あなたがここに来てくれたから、私は……ちゃんと向き合える」
⸻
◆第二章:共に歩むという選択
ミアとカイが寝静まったあと。
澪はそっと立ち上がり、星空を見上げる。
その隣に、いつの間にかセラフィナが立っていた。
「……あんたさ、今でもこの世界を信じてるの?」
「うん。信じてる。
誰かを愛したから。世界が変わる瞬間を見たから。
だから、今度はあなたにもそれを見せたい」
セラフィナは黙って空を見た。
「……バカみたい。でも、少しだけ……羨ましいと思ったよ」
そして、ぽつりと続ける。
「ねえ。私、ここにいてもいい?」
澪は笑った。
「もちろん。

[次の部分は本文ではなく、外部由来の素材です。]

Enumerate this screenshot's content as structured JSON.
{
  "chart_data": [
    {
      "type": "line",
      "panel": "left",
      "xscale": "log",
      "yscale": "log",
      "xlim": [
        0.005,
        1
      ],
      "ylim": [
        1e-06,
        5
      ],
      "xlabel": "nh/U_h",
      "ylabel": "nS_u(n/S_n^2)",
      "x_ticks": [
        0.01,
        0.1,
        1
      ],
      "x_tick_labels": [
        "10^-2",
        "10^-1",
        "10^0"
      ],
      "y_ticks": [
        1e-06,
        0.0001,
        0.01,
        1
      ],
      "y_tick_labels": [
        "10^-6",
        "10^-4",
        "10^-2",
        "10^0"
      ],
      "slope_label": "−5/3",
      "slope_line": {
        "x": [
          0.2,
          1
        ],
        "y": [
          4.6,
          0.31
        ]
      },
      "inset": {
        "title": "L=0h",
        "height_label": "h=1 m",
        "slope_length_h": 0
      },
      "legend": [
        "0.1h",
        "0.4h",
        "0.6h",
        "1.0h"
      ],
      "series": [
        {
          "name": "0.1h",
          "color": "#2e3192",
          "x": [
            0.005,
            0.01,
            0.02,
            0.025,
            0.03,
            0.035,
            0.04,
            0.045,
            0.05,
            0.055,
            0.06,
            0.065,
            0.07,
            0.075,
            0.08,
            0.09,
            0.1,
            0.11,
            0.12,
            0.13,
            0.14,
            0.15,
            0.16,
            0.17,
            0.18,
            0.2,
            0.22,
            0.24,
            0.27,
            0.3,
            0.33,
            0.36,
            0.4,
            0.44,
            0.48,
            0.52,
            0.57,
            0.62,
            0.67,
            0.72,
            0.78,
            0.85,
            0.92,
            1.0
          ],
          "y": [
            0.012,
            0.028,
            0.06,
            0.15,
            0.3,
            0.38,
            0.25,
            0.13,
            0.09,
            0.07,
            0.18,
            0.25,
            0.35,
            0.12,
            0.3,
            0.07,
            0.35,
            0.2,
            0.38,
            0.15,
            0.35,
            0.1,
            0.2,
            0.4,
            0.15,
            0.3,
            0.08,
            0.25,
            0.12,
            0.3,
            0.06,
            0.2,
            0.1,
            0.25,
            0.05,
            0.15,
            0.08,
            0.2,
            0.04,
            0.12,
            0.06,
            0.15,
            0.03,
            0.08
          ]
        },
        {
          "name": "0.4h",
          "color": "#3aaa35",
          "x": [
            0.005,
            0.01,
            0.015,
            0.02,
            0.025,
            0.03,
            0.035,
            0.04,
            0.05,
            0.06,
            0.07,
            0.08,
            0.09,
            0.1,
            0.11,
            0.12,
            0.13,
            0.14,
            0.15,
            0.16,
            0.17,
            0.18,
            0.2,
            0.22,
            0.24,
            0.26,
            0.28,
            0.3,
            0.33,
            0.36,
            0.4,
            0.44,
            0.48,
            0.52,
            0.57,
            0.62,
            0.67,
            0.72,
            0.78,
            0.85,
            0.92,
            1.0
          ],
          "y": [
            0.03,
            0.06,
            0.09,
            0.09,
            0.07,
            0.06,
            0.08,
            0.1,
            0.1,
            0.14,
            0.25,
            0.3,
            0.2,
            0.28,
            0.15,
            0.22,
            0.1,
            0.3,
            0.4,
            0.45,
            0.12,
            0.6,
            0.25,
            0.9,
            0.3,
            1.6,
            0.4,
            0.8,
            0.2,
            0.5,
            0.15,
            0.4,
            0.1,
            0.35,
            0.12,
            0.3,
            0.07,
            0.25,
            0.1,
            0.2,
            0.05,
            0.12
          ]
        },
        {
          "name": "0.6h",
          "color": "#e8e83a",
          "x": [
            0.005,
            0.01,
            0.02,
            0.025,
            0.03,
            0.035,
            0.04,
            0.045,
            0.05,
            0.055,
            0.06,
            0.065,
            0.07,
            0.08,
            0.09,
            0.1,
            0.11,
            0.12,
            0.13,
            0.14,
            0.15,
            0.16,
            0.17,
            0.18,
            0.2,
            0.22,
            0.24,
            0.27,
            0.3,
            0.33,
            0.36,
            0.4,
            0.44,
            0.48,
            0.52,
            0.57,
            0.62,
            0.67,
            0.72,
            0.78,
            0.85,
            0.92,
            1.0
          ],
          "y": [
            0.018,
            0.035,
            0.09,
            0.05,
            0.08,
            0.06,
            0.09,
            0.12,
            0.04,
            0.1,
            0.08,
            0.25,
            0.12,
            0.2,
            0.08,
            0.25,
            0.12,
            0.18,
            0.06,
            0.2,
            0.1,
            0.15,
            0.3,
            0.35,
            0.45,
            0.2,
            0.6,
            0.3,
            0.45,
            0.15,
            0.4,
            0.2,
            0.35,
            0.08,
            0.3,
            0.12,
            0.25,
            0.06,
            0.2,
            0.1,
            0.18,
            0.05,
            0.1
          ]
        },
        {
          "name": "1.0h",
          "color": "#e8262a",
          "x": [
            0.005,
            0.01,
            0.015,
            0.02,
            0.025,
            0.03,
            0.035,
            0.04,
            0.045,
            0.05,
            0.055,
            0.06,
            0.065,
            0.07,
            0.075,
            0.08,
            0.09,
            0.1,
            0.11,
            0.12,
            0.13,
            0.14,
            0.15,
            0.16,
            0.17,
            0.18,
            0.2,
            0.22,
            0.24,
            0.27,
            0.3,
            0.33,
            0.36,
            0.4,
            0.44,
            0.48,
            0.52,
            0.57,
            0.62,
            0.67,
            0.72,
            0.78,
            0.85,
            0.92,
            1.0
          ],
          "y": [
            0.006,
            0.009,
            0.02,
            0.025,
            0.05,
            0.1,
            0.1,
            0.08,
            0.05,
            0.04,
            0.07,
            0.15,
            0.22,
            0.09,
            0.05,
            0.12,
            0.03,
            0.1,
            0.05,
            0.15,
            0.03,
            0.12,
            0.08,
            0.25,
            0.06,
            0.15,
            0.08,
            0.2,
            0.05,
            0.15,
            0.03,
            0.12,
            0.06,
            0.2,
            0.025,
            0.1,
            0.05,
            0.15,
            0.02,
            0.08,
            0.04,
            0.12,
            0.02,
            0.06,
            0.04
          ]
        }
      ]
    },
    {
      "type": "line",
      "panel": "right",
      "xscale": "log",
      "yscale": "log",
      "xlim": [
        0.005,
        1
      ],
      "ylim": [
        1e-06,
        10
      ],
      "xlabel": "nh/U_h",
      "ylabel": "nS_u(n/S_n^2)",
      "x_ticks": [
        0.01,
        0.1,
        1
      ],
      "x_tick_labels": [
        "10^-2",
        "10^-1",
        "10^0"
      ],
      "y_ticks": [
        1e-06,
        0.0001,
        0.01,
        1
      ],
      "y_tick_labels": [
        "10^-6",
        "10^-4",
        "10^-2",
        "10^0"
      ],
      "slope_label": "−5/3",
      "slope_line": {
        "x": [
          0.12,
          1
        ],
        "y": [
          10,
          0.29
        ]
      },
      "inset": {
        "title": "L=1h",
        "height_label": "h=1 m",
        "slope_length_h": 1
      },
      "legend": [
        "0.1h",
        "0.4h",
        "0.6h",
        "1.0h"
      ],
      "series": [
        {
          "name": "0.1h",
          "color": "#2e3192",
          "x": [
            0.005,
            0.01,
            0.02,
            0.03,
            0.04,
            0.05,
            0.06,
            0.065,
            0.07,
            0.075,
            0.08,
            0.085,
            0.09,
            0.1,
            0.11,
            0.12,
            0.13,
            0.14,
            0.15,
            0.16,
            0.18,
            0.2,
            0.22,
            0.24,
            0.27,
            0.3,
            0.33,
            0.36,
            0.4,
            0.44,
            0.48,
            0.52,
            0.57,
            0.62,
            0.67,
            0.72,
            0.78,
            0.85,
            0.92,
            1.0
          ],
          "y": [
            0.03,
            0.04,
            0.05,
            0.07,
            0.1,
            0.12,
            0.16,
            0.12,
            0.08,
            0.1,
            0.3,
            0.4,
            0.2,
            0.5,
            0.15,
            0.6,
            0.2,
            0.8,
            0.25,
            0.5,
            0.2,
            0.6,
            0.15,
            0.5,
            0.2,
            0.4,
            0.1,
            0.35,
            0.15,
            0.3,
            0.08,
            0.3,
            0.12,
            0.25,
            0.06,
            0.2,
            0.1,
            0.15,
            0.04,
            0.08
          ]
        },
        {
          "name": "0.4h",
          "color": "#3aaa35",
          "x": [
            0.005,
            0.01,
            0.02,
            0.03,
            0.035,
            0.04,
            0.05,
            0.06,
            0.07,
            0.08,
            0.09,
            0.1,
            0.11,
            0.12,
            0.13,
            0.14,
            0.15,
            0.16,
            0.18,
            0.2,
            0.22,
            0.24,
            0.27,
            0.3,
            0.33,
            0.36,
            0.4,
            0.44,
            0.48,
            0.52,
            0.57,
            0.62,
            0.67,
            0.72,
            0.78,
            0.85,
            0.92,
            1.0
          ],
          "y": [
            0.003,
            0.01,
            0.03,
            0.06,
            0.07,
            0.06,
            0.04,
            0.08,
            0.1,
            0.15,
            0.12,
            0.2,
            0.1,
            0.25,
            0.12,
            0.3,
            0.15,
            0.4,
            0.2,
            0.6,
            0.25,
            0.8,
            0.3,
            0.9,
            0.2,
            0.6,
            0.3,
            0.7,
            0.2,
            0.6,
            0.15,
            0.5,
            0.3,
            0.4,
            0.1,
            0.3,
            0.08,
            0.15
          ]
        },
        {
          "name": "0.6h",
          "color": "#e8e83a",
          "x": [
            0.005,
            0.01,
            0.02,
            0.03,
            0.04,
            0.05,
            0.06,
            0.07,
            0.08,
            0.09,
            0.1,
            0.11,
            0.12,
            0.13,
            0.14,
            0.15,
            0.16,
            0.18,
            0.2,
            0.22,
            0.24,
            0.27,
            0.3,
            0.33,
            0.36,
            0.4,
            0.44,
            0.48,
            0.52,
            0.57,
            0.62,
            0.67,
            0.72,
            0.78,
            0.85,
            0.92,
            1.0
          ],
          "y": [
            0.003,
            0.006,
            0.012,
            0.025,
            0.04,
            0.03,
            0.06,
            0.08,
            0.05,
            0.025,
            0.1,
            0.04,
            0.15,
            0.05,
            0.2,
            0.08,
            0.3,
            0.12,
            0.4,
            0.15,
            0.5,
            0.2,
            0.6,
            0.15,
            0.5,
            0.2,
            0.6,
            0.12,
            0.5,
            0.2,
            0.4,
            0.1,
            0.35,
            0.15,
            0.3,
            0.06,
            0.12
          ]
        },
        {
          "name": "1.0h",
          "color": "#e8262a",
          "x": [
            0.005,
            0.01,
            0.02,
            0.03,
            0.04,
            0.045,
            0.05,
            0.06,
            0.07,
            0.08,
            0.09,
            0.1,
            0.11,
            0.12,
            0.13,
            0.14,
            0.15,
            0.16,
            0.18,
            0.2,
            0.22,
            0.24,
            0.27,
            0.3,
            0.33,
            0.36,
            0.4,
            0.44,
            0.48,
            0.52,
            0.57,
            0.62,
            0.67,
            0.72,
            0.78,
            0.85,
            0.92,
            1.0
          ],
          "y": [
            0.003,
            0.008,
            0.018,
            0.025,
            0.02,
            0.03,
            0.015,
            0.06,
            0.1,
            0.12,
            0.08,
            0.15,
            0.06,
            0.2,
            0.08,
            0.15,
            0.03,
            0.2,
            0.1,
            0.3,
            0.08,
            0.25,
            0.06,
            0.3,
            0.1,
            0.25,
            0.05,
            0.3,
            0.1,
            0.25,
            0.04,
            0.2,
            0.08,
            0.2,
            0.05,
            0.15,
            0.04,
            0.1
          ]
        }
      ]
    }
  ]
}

ようこそ、“この世界”へ」
その瞬間。
星の光がふたりの足元を照らす。
かつて澪が“花嫁”として契約を結んだ時と、同じ光。
『この契約は、力ではなく、記憶を継ぐものなり』
ふたりの前に浮かび上がったのは、
新たな契約の文――
“双花の契約”──二人の花嫁、並び立つ時、世界は再び揺れる
⸻
◆終章:再び、選ばれし者たち
翌朝。
王都に戻った澪たちは、セラフィナを伴って報告に向かう。
当然、議会は混乱した。
「この者を連れてきたのか? 正気か!」
だが、アルト=ルヴィエールはただ一言で沈黙させた。
「澪が選んだ者ならば、私はそれを信じる。
この国は、百年前に“信じる力”で救われたはずだ」
そしてその横に、澪と並ぶもう一人の少女。
セラフィナ。
神に見捨てられた少女が、自らの意志で“この世界に生きる”と決めた瞬間だった。